Jorge Silas, treinador do Sporting, reencontra este domingo o Belenenses SAD, em partida da 11.ª jornada da I Liga, depois de ter começado a temporada precisamente ao serviço dos azuis. O técnico admite conhecer bem os jogadores que vão entrar no relvado do Estádio José Alvalade e que do outro lado conhecem-no bem, mas deixou uma certeza: "Quando pensam que me conhecem, apareço com outras coisas..."

"Vão estar em campo duas equipas com potencial e estou à espera de um jogo aberto. Do que tenho visto, é uma equipa que tenta pressionar alto, dar um ritmo elevado, e nós também o vamos fazer, porque somos o Sporting, jogamos em casa e queremos ganhar", disse, recusando a ideia que tem vantagem: "Eu acho que tenho vantagem porque preparei o jogo a pensar muito na equipa deles, conheço muito bem a equipa deles. Eles acharão que têm vantagem porque me conhecem bem, mas tento ser o mais imprevisível possível."

Na Noruega, com o Rosenborg, o Sporting jogou com um sistema de três centrais, mas Silas não quer estar agarrado a isso e deixa uma promessa: "Provavelmente vão haver alterações novamente. Há coisas muito mais importantes numa equipa do que o sistema e que têm que acontecer em todos os sistemas." O técnico leonino esclarece que as mudanças surgem para "para poder atacar melhor" e assume que independentemente do sistema, é essencial que "não se cometam erros em nenhum sistema". "Vamos usar muitas vezes a linha de três, mas não se admirem que, de um jogo para o outro, apareçamos com um losango ou em 4x3x3. O nosso trabalho é surpreender o adversário", frisou.

Silas admite que o sistema de três centrais dá ao Sporting "estabilidade para ser muito imprevisíveis na frente", mas advertiu que "todos os sistemas precisam de ser afinados". "Vamos precisar de toda a gente até final da temporada. Não concordo com a ideia de preparar um só sistema. Melhor é preparar as coisas que acontecem em todos os sistemas", sublinhou.

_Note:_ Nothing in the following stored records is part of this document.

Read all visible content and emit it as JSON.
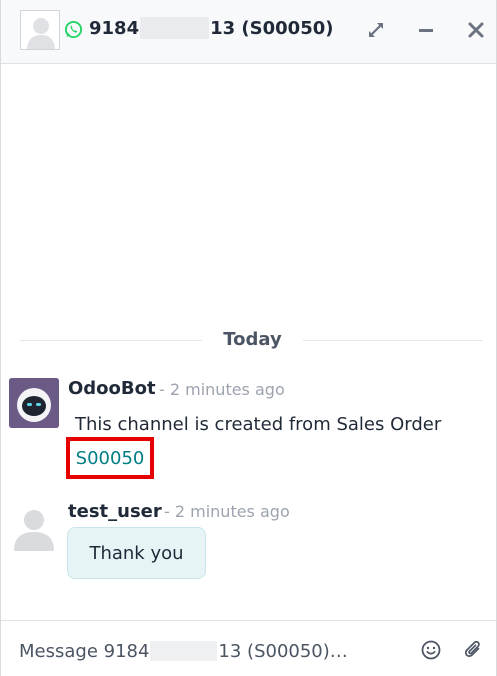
{
  "header": {
    "title_prefix": "9184",
    "title_suffix": "13 (S00050)",
    "icons": [
      "whatsapp-icon",
      "expand-icon",
      "minimize-icon",
      "close-icon"
    ]
  },
  "thread": {
    "date_separator": "Today",
    "messages": [
      {
        "author": "OdooBot",
        "time": "- 2 minutes ago",
        "body": "This channel is created from Sales Order",
        "link": "S00050"
      },
      {
        "author": "test_user",
        "time": "- 2 minutes ago",
        "body": "Thank you"
      }
    ]
  },
  "composer": {
    "placeholder_prefix": "Message 9184",
    "placeholder_suffix": "13 (S00050)…",
    "icons": [
      "emoji-icon",
      "paperclip-icon"
    ]
  },
  "colors": {
    "link": "#017e84",
    "highlight_box": "#e60000",
    "whatsapp": "#25d366",
    "bubble": "#e6f4f6"
  }
}
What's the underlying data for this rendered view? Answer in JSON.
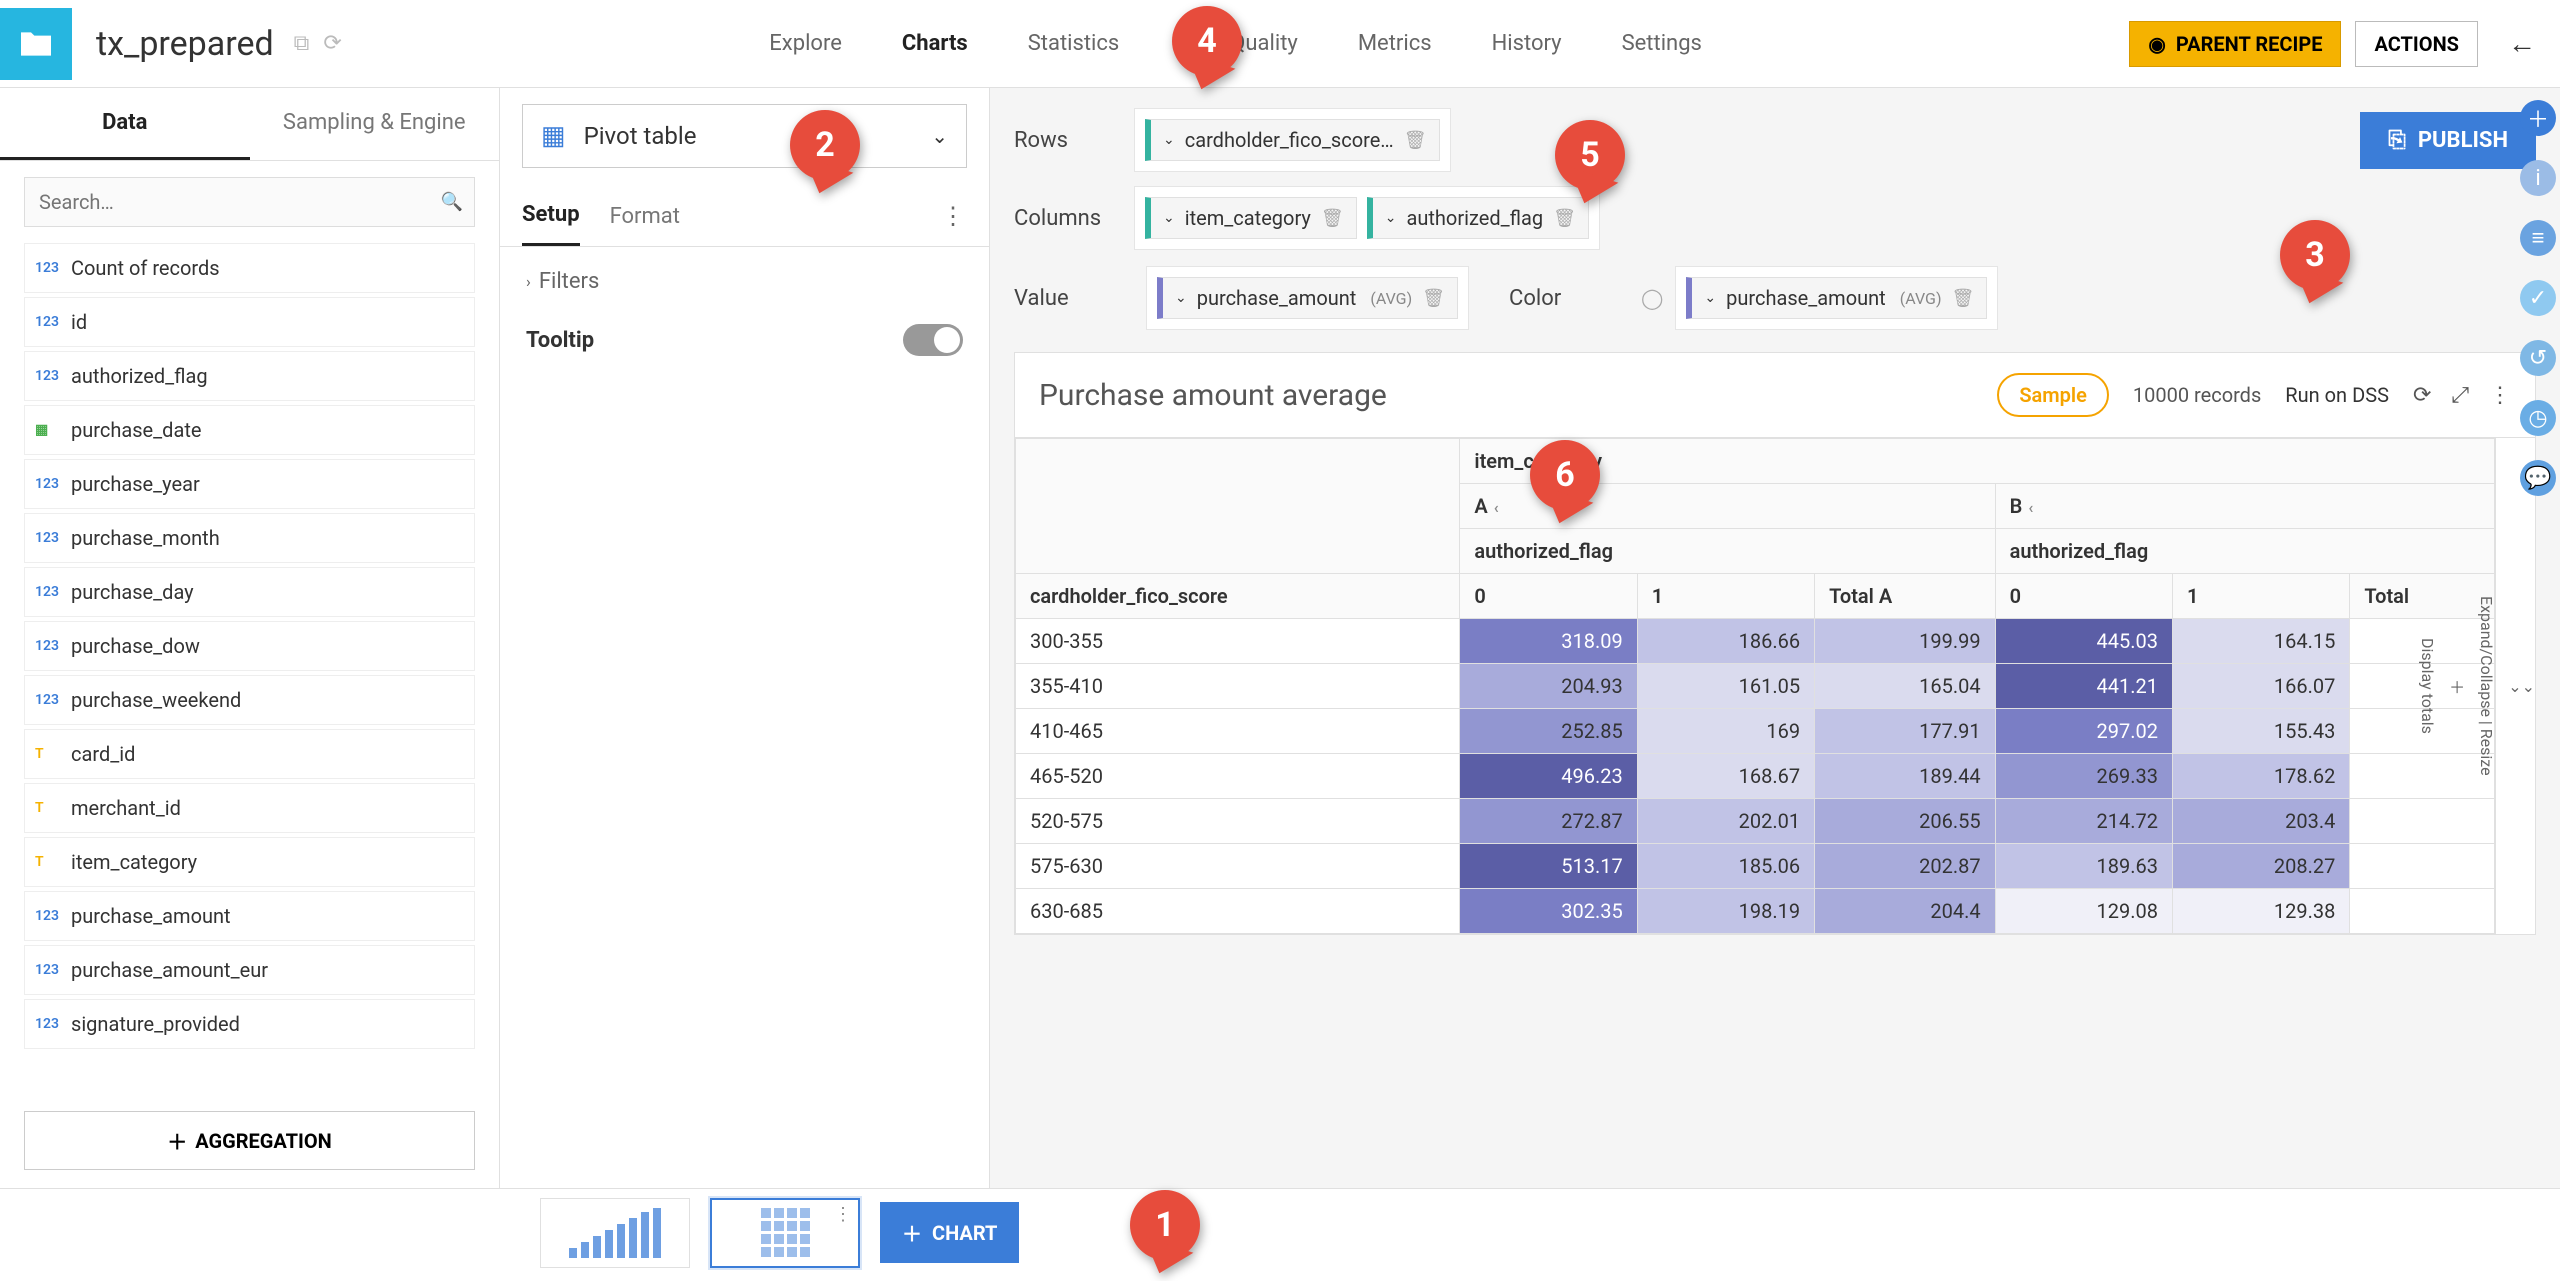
{
  "topbar": {
    "title": "tx_prepared",
    "nav": [
      "Explore",
      "Charts",
      "Statistics",
      "Data Quality",
      "Metrics",
      "History",
      "Settings"
    ],
    "active_nav": "Charts",
    "parent_recipe": "PARENT RECIPE",
    "actions": "ACTIONS"
  },
  "sidebar": {
    "tabs": [
      "Data",
      "Sampling & Engine"
    ],
    "active_tab": "Data",
    "search_placeholder": "Search…",
    "fields": [
      {
        "type": "num",
        "name": "Count of records"
      },
      {
        "type": "num",
        "name": "id"
      },
      {
        "type": "num",
        "name": "authorized_flag"
      },
      {
        "type": "date",
        "name": "purchase_date"
      },
      {
        "type": "num",
        "name": "purchase_year"
      },
      {
        "type": "num",
        "name": "purchase_month"
      },
      {
        "type": "num",
        "name": "purchase_day"
      },
      {
        "type": "num",
        "name": "purchase_dow"
      },
      {
        "type": "num",
        "name": "purchase_weekend"
      },
      {
        "type": "text",
        "name": "card_id"
      },
      {
        "type": "text",
        "name": "merchant_id"
      },
      {
        "type": "text",
        "name": "item_category"
      },
      {
        "type": "num",
        "name": "purchase_amount"
      },
      {
        "type": "num",
        "name": "purchase_amount_eur"
      },
      {
        "type": "num",
        "name": "signature_provided"
      }
    ],
    "aggregation_btn": "AGGREGATION"
  },
  "config": {
    "chart_type": "Pivot table",
    "subtabs": [
      "Setup",
      "Format"
    ],
    "active_subtab": "Setup",
    "filters_label": "Filters",
    "tooltip_label": "Tooltip"
  },
  "dims": {
    "rows_label": "Rows",
    "columns_label": "Columns",
    "value_label": "Value",
    "color_label": "Color",
    "rows_chip": "cardholder_fico_score…",
    "col_chips": [
      "item_category",
      "authorized_flag"
    ],
    "value_chip": "purchase_amount",
    "value_agg": "(AVG)",
    "color_chip": "purchase_amount",
    "color_agg": "(AVG)",
    "publish": "PUBLISH"
  },
  "result": {
    "title": "Purchase amount average",
    "sample_btn": "Sample",
    "records": "10000 records",
    "runon": "Run on DSS"
  },
  "pivot": {
    "col_group_label": "item_category",
    "col_groups": [
      "A",
      "B"
    ],
    "sub_col_label": "authorized_flag",
    "sub_cols": [
      "0",
      "1",
      "Total A",
      "0",
      "1",
      "Total"
    ],
    "row_label": "cardholder_fico_score",
    "rows": [
      {
        "label": "300-355",
        "vals": [
          318.09,
          186.66,
          199.99,
          445.03,
          164.15
        ]
      },
      {
        "label": "355-410",
        "vals": [
          204.93,
          161.05,
          165.04,
          441.21,
          166.07
        ]
      },
      {
        "label": "410-465",
        "vals": [
          252.85,
          169,
          177.91,
          297.02,
          155.43
        ]
      },
      {
        "label": "465-520",
        "vals": [
          496.23,
          168.67,
          189.44,
          269.33,
          178.62
        ]
      },
      {
        "label": "520-575",
        "vals": [
          272.87,
          202.01,
          206.55,
          214.72,
          203.4
        ]
      },
      {
        "label": "575-630",
        "vals": [
          513.17,
          185.06,
          202.87,
          189.63,
          208.27
        ]
      },
      {
        "label": "630-685",
        "vals": [
          302.35,
          198.19,
          204.4,
          129.08,
          129.38
        ]
      }
    ],
    "side_expand": "Expand/Collapse | Resize",
    "side_display": "Display totals"
  },
  "bottom": {
    "add_chart": "CHART"
  },
  "callouts": {
    "1": "1",
    "2": "2",
    "3": "3",
    "4": "4",
    "5": "5",
    "6": "6"
  },
  "chart_data": {
    "type": "table",
    "title": "Purchase amount average",
    "row_dimension": "cardholder_fico_score",
    "column_dimensions": [
      "item_category",
      "authorized_flag"
    ],
    "measure": "purchase_amount (AVG)",
    "color_measure": "purchase_amount (AVG)",
    "column_groups": [
      {
        "item_category": "A",
        "authorized_flag_levels": [
          "0",
          "1",
          "Total A"
        ]
      },
      {
        "item_category": "B",
        "authorized_flag_levels": [
          "0",
          "1",
          "Total"
        ]
      }
    ],
    "data": [
      {
        "row": "300-355",
        "A_0": 318.09,
        "A_1": 186.66,
        "A_total": 199.99,
        "B_0": 445.03,
        "B_1": 164.15
      },
      {
        "row": "355-410",
        "A_0": 204.93,
        "A_1": 161.05,
        "A_total": 165.04,
        "B_0": 441.21,
        "B_1": 166.07
      },
      {
        "row": "410-465",
        "A_0": 252.85,
        "A_1": 169,
        "A_total": 177.91,
        "B_0": 297.02,
        "B_1": 155.43
      },
      {
        "row": "465-520",
        "A_0": 496.23,
        "A_1": 168.67,
        "A_total": 189.44,
        "B_0": 269.33,
        "B_1": 178.62
      },
      {
        "row": "520-575",
        "A_0": 272.87,
        "A_1": 202.01,
        "A_total": 206.55,
        "B_0": 214.72,
        "B_1": 203.4
      },
      {
        "row": "575-630",
        "A_0": 513.17,
        "A_1": 185.06,
        "A_total": 202.87,
        "B_0": 189.63,
        "B_1": 208.27
      },
      {
        "row": "630-685",
        "A_0": 302.35,
        "A_1": 198.19,
        "A_total": 204.4,
        "B_0": 129.08,
        "B_1": 129.38
      }
    ]
  }
}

Questionado sobre o discurso do presidente Frederico Varandas, na gala Rugidos do Leão, no qual admitiu que o plantel não tem os recursos desejados, Silas lembrou que a preocupação está centrada nos "oito jogos até à abertura do mercado". "Estamos aqui há cinco ou seis semanas e a nossa preocupação tem sido conhecer o plantel e perceber o que podemos melhorar. O pior inimigo de uma equipa de futebol é a falta de competitividade interna e queremos aumentá-la e não estamos a falar de reforços", frisou, explicando que o seu objetivo é "preparar todos" os atletas que tem à sua disposição "para todos poderem jogar".

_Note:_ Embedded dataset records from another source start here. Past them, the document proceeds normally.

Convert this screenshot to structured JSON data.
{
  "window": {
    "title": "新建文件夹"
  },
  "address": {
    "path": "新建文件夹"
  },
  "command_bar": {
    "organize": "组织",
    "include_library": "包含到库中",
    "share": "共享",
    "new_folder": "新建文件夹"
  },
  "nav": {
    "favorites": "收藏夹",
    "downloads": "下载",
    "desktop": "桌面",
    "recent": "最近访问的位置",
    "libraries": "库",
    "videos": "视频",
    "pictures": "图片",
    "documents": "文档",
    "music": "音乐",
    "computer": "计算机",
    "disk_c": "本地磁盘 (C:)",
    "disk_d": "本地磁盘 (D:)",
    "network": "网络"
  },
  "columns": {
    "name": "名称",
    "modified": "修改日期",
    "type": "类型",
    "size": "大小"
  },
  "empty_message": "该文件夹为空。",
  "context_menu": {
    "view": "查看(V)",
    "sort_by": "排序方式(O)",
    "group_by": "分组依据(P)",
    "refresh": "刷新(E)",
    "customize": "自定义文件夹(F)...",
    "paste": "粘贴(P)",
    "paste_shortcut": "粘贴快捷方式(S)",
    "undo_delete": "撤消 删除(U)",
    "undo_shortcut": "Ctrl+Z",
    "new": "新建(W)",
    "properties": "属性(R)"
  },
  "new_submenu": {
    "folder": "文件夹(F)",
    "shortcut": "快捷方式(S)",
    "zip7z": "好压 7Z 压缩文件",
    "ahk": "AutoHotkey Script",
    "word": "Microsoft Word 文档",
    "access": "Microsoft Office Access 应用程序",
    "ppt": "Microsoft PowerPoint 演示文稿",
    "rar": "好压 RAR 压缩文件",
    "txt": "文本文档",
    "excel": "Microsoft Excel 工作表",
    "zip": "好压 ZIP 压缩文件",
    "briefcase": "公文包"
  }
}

"Entendo que haja opções minhas que nem toda a gente percebe, mas sou eu que tenho que as tomar. O meu objetivo é aumentar a competitividade interna, e vou aumentá-la porque sou muito teimoso, nunca desisto de nenhum jogador e esqueço o mercado completamente. Sou demasiado teimoso para vacilar ou desistir de algum jogador, pois a competitividade interna vem muito antes das vitórias", explicou.

A possibilidade de perder Bruno Fernandes na reabertura de mercado, em janeiro, não faz Silas sofrer por antecipação. "Se tiver que perder algum jogador, terei que procurar soluções. Claro que, provavelmente, muitos não conseguirão fazer o que o Bruno faz, pois estamos a falar de um dos melhores, se não o melhor, jogador da Liga portuguesa. Temos que estar preparados para isso, até porque ninguém está livre de uma lesão."

Jorge Silas revelou depois que Mathieu ainda não está recuperado de lesão e vai continuar fora da equipa, o mesmo acontecendo com Marcos Acuña, mas por outros motivos: "Achei que ainda não estava totalmente recuperado." Já Jesé Rodríguez poderá voltar a integrar a equipa.